Introduction The availability of extra-genital nucleic acid amplification testing (NAAT) for gonorrhoea (GC) and chlamydia (CT) is limited in many clinical and outreach settings. A recent initiative in Forsyth County, NC funded NAAT testing at oropharyngeal and rectal sites in both of these settings.
Methods A retrospective chart review was conducted for all males and females aged 12–80 who reported to an outreach site or STD clinic (MSM only) January 1, 2014 to February 28, 2015.
Results Clinic: 131 rectal, 163 pharyngeal, and 176 urethral NAAT tests were performed on 181 males. Twenty-five rectal (19.1%), 22 pharyngeal (13.5%), and 22 (12.5%) urethral specimens were GC positive. 24 rectal (18.3%) and 7 urethral (4.0%) were CT positive. 5 rectal GC (20.0%), 8 pharyngeal GC (36.4%), and 13 rectal CT (54.2%) infections would have been missed in the absence of extra-genital testing.
Outreach 47 rectal, 157 pharyngeal, and 162 urogenital NAATs were collected. For GC, 3 rectal (6.4%), 3 pharyngeal (1.9%), and 2 urogenital (1.2%) specimens were positive. Six (12.8%) and 9 (5.6%) individuals were positive for rectal and urogenital CT, respectively. 2 rectal GC (66.7%), 3 pharyngeal GC (100%), and 4 rectal CT (66.7%) infections would have been missed without extra-genital NAAT.

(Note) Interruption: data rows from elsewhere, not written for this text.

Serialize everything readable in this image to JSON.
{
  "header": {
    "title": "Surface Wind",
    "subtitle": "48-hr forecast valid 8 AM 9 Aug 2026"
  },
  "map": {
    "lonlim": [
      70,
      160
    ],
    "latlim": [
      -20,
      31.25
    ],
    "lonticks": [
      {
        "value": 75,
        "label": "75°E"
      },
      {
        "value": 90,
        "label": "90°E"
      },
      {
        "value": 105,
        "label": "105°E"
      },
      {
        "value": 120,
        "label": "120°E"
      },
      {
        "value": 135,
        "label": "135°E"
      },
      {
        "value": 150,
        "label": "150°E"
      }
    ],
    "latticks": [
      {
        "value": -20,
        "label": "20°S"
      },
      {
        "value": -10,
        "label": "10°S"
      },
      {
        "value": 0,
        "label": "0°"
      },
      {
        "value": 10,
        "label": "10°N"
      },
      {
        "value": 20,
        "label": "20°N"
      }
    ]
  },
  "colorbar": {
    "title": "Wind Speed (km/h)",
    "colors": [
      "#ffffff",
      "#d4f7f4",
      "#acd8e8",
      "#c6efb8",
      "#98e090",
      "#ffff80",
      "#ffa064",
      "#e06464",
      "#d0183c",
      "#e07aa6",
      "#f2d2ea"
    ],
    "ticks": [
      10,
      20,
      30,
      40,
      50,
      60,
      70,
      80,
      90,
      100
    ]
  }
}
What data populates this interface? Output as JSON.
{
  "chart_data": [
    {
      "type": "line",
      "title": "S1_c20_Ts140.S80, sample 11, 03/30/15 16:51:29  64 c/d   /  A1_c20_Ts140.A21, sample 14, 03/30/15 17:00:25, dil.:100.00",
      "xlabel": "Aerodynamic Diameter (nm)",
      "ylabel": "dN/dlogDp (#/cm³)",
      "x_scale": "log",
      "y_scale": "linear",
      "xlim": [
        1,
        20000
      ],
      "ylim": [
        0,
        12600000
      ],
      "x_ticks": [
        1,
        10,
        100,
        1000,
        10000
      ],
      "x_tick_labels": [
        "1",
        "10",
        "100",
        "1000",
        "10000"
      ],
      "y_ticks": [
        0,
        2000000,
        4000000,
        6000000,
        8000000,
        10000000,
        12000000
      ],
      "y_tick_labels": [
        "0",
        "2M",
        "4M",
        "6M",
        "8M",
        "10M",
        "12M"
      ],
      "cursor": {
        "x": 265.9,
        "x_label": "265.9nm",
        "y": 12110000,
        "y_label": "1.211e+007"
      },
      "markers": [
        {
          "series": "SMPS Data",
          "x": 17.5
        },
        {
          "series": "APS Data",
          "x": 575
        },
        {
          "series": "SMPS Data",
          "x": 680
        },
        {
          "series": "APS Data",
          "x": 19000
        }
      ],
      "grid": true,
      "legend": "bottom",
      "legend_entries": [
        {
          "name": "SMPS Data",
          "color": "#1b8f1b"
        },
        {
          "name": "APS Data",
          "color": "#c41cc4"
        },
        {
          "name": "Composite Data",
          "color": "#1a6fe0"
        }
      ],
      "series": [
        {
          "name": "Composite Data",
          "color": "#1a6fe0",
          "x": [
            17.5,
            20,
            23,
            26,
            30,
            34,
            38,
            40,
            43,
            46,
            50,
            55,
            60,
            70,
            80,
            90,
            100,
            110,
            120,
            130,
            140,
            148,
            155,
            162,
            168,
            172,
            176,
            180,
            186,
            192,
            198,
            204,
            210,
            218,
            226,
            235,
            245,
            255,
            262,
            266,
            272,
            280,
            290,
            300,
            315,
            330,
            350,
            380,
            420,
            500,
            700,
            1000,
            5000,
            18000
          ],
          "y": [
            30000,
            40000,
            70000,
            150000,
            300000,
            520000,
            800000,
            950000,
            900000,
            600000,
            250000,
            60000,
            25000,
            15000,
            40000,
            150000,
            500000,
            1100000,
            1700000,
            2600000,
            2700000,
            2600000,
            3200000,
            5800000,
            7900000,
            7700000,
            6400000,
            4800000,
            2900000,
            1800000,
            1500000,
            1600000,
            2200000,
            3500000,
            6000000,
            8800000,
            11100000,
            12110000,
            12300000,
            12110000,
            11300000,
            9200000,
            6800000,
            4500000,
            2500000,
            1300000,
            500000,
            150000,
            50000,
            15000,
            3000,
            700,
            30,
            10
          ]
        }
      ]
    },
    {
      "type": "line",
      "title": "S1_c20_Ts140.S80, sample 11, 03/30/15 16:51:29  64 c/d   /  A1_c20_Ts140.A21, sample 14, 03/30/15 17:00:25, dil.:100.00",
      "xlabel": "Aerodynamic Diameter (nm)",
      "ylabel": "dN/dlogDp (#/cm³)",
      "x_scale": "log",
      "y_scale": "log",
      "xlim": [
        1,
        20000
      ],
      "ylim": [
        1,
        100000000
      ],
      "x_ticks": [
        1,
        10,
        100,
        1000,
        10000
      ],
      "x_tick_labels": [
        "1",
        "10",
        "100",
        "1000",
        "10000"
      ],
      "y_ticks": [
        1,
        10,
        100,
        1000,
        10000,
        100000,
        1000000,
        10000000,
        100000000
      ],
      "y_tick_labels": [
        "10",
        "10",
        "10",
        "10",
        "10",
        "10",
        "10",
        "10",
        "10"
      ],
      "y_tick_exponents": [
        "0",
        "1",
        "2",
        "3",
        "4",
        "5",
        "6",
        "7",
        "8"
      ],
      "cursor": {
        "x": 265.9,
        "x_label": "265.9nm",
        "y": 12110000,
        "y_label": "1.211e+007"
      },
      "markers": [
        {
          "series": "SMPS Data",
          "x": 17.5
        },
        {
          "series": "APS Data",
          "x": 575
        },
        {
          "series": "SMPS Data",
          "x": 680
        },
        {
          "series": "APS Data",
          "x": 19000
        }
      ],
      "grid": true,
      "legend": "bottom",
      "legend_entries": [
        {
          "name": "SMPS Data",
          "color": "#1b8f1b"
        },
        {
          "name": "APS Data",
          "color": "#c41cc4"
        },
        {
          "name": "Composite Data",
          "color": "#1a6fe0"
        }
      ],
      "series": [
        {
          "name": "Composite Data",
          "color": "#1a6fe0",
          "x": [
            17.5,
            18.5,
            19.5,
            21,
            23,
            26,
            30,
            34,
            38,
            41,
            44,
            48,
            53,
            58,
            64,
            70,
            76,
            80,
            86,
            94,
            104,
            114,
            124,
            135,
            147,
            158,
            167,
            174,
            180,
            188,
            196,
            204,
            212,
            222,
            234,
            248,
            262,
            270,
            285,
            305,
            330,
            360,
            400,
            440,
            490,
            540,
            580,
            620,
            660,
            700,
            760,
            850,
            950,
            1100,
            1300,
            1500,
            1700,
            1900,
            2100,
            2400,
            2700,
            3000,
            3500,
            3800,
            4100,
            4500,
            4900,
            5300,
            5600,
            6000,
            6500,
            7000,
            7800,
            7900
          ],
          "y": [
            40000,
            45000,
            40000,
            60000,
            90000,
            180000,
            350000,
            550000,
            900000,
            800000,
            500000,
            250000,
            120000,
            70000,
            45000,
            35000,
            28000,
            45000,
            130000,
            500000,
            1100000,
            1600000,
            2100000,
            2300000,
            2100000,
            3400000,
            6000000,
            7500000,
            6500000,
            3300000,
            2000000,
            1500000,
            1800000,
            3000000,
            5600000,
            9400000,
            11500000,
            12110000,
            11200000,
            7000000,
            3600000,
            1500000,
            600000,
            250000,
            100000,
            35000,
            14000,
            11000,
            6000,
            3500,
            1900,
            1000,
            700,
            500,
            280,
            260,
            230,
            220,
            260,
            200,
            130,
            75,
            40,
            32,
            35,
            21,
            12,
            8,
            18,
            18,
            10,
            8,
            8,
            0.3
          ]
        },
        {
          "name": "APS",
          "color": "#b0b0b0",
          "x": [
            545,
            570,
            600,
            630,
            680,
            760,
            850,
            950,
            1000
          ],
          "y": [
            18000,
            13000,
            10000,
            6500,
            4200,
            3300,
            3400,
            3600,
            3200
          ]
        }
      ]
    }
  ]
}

When NAAT and bacterial culture for GC were run on the same samples from clinic patients, culture detected 48% (12/25) of the rectal and 45.2% (10/22) of the pharyngeal infections detected by NAAT.
Conclusion A significant prevalence of extra-genital GC and CT infections were noted in both the clinic and outreach populations. In the absence of NAAT-based extra-genital testing approximately half of rectal and pharyngeal GC infections would have been missed with culture and more than half of the rectal CT infections would have been missed. Assurance of access of NAAT-based extra-genital testing is critical for STI control efforts.